5 Ways To Eat Better
We’re always trying to eat foods that are good for our health. But how do you know which ones are best, and what specific health benefits they bring? Read on to find out. From whole grains to beans, there’s something for every taste and diet.
Stock up on whole grains
When you eat whole-grain cereals, such as wheat, rye or oats, you get all of the nutrition that nature intended – nutrition that is ordinarily removed when grains are processed into things like white flour. Whole grains are tasty, a great source of dietary fiber, and give you many health benefits. They reduce your risk of stroke, diabetes, and heart disease, and help you to maintain a healthy weight. They can also lower your blood pressure and make it less likely that you will develop colon cancer. Oat bran is particularly good (here’s a healthy muffin recipe using oat bran) – it’s been shown to lower cholesterol levels significantly. With all the benefits to oats, I have been using oat flour in my baking. Here’s how you can make your own oat flour.
Tuck into cruciferous vegetables
Upping your vegetable intake in general is a good thing to do, but eating a lot of cruciferous vegetables is particularly good. These are plants such as cabbage, cauliflower and broccoli, and they are great for your long-term health. They seem to lower your risk of getting cancer, and some of the compounds they contain are effective at stopping cancer cells growing – including lung, colon, breast, uterine and prostate cancers. They appear to activate detoxifying enzymes in your body, as well as mopping up free radicals, which can damage your DNA and lead directly to cancer. You get the most health benefit if you eat these lightly steamed, since overcooking destroys a lot of the beneficial compounds.
Have a tomato
Now, I’m not a huge fan of tomatoes myself but I know a lot of people who think they taste great. Did you know that tomatoes can help reduce your risk of getting cancer? They contain large amounts of an antioxidant called lycopene, which may prevent stomach, lung and prostate cancer. It’s also thought that lycopene can improve your complexion. Funnily enough, you get even more benefits if you eat cooked tomatoes – the cooking process actually increases lycopene levels by 35.
Drink a cup of tea
Green and white teas contain a powerful antioxidant called epigallocatechin gallate. Several studies have indicated that drinking green tea can reduce both heart and cancer risks, and there’s some evidence that you will be less likely to develop Alzheimer’s disease. Healthy food and drinks like this can make a real difference to your long-term health prospects.
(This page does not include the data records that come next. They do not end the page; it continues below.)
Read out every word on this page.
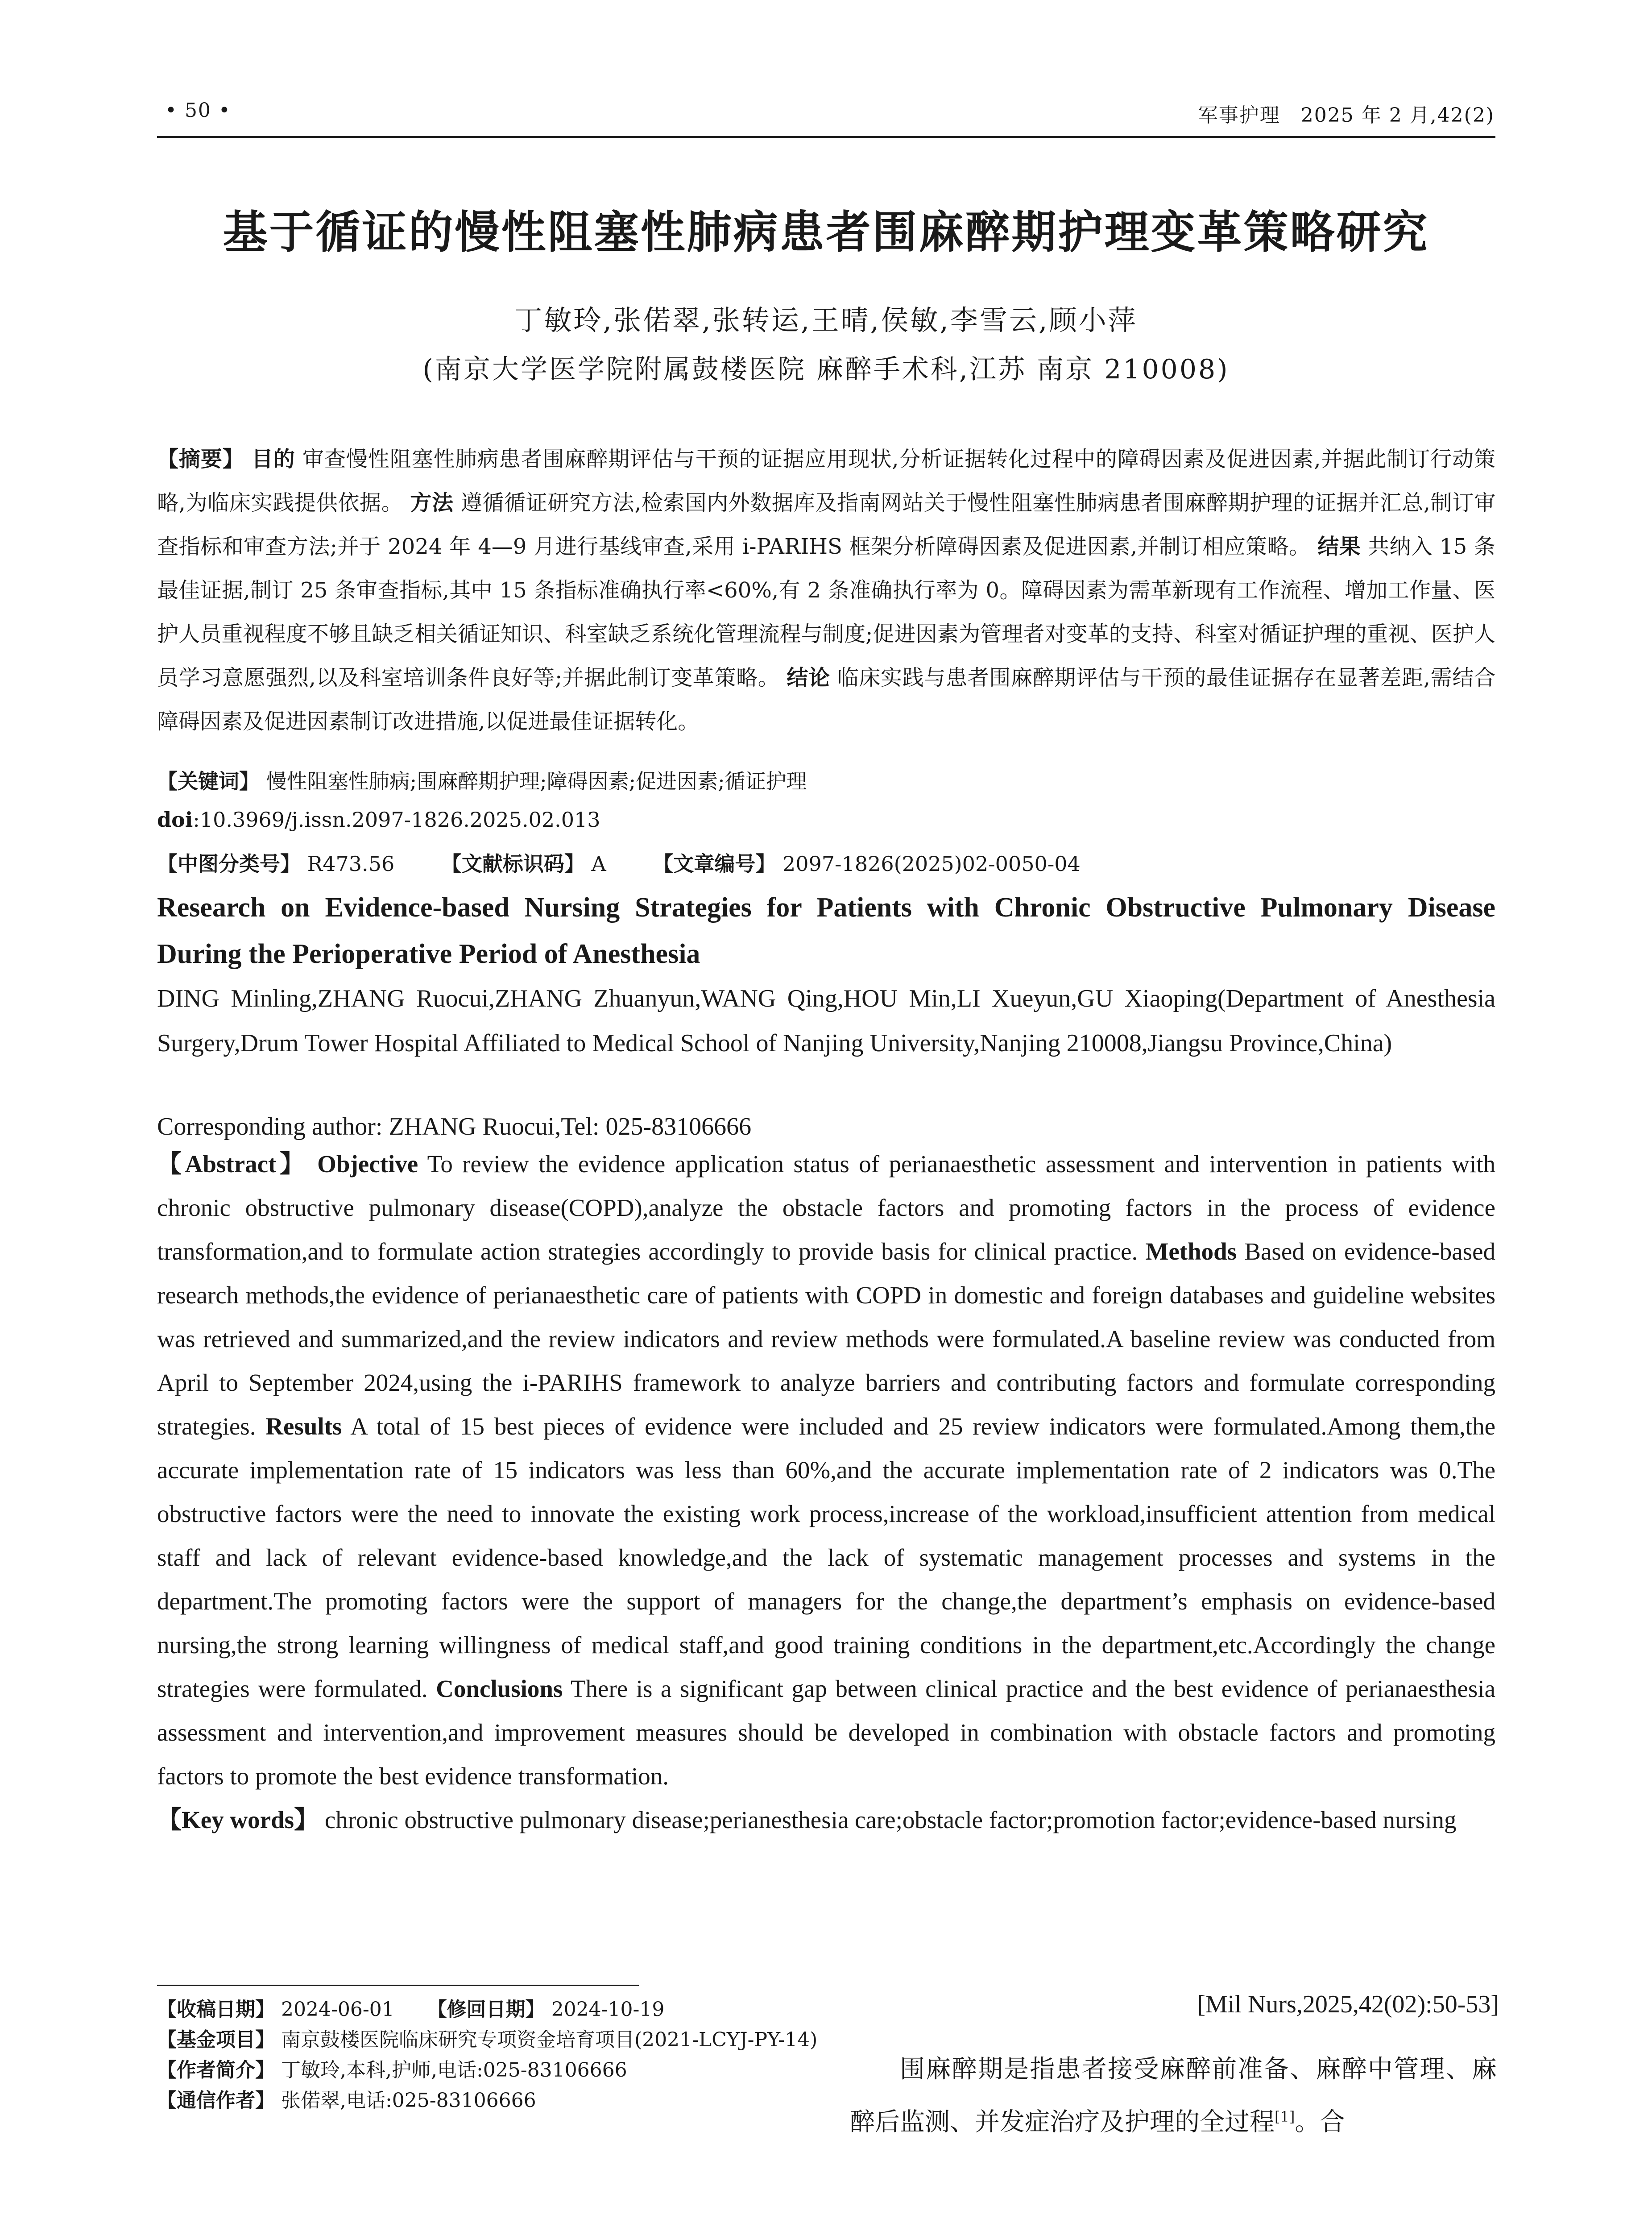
• 50 •	军事护理　2025 年 2 月,42(2)
基于循证的慢性阻塞性肺病患者围麻醉期护理变革策略研究
丁敏玲,张偌翠,张转运,王晴,侯敏,李雪云,顾小萍
(南京大学医学院附属鼓楼医院 麻醉手术科,江苏 南京 210008)
【摘要】 目的 审查慢性阻塞性肺病患者围麻醉期评估与干预的证据应用现状,分析证据转化过程中的障碍因素及促进因素,并据此制订行动策略,为临床实践提供依据。 方法 遵循循证研究方法,检索国内外数据库及指南网站关于慢性阻塞性肺病患者围麻醉期护理的证据并汇总,制订审查指标和审查方法;并于 2024 年 4—9 月进行基线审查,采用 i-PARIHS 框架分析障碍因素及促进因素,并制订相应策略。 结果 共纳入 15 条最佳证据,制订 25 条审查指标,其中 15 条指标准确执行率<60%,有 2 条准确执行率为 0。障碍因素为需革新现有工作流程、增加工作量、医护人员重视程度不够且缺乏相关循证知识、科室缺乏系统化管理流程与制度;促进因素为管理者对变革的支持、科室对循证护理的重视、医护人员学习意愿强烈,以及科室培训条件良好等;并据此制订变革策略。 结论 临床实践与患者围麻醉期评估与干预的最佳证据存在显著差距,需结合障碍因素及促进因素制订改进措施,以促进最佳证据转化。
【关键词】 慢性阻塞性肺病;围麻醉期护理;障碍因素;促进因素;循证护理
doi:10.3969/j.issn.2097-1826.2025.02.013
【中图分类号】 R473.56 【文献标识码】 A 【文章编号】 2097-1826(2025)02-0050-04
Research on Evidence-based Nursing Strategies for Patients with Chronic Obstructive Pulmonary Disease During the Perioperative Period of Anesthesia
DING Minling,ZHANG Ruocui,ZHANG Zhuanyun,WANG Qing,HOU Min,LI Xueyun,GU Xiaoping(Department of Anesthesia Surgery,Drum Tower Hospital Affiliated to Medical School of Nanjing University,Nanjing 210008,Jiangsu Province,China)
Corresponding author: ZHANG Ruocui,Tel: 025-83106666
【Abstract】 Objective To review the evidence application status of perianaesthetic assessment and intervention in patients with chronic obstructive pulmonary disease(COPD),analyze the obstacle factors and promoting factors in the process of evidence transformation,and to formulate action strategies accordingly to provide basis for clinical practice. Methods Based on evidence-based research methods,the evidence of perianaesthetic care of patients with COPD in domestic and foreign databases and guideline websites was retrieved and summarized,and the review indicators and review methods were formulated.A baseline review was conducted from April to September 2024,using the i-PARIHS framework to analyze barriers and contributing factors and formulate corresponding strategies. Results A total of 15 best pieces of evidence were included and 25 review indicators were formulated.Among them,the accurate implementation rate of 15 indicators was less than 60%,and the accurate implementation rate of 2 indicators was 0.The obstructive factors were the need to innovate the existing work process,increase of the workload,insufficient attention from medical staff and lack of relevant evidence-based knowledge,and the lack of systematic management processes and systems in the department.The promoting factors were the support of managers for the change,the department’s emphasis on evidence-based nursing,the strong learning willingness of medical staff,and good training conditions in the department,etc.Accordingly the change strategies were formulated. Conclusions There is a significant gap between clinical practice and the best evidence of perianaesthesia assessment and intervention,and improvement measures should be developed in combination with obstacle factors and promoting factors to promote the best evidence transformation.
【Key words】 chronic obstructive pulmonary disease;perianesthesia care;obstacle factor;promotion factor;evidence-based nursing
【收稿日期】 2024-06-01 【修回日期】 2024-10-19
【基金项目】 南京鼓楼医院临床研究专项资金培育项目(2021-LCYJ-PY-14)
【作者简介】 丁敏玲,本科,护师,电话:025-83106666
【通信作者】 张偌翠,电话:025-83106666
[Mil Nurs,2025,42(02):50-53]
围麻醉期是指患者接受麻醉前准备、麻醉中管理、麻醉后监测、并发症治疗及护理的全过程[1]。合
Beans, beans and more beans
Beans give you lots of wonderful low-fat protein, along with a hefty dose of fiber. They are also chock-full of vitamins and minerals, such as potassium, iron and vitamin B. They contain antioxidants as well, and seem to give some protection against prostate and breast cancers. Just be careful when you cook beans, since there is a nasty poison in them that can make you vomit for days. The only way to avoid this is to drain and rinse the beans after you have soaked them, and then boil them vigorously for 5 to 10 minutes to destroy the poison. Kidney beans are the worst offenders for this.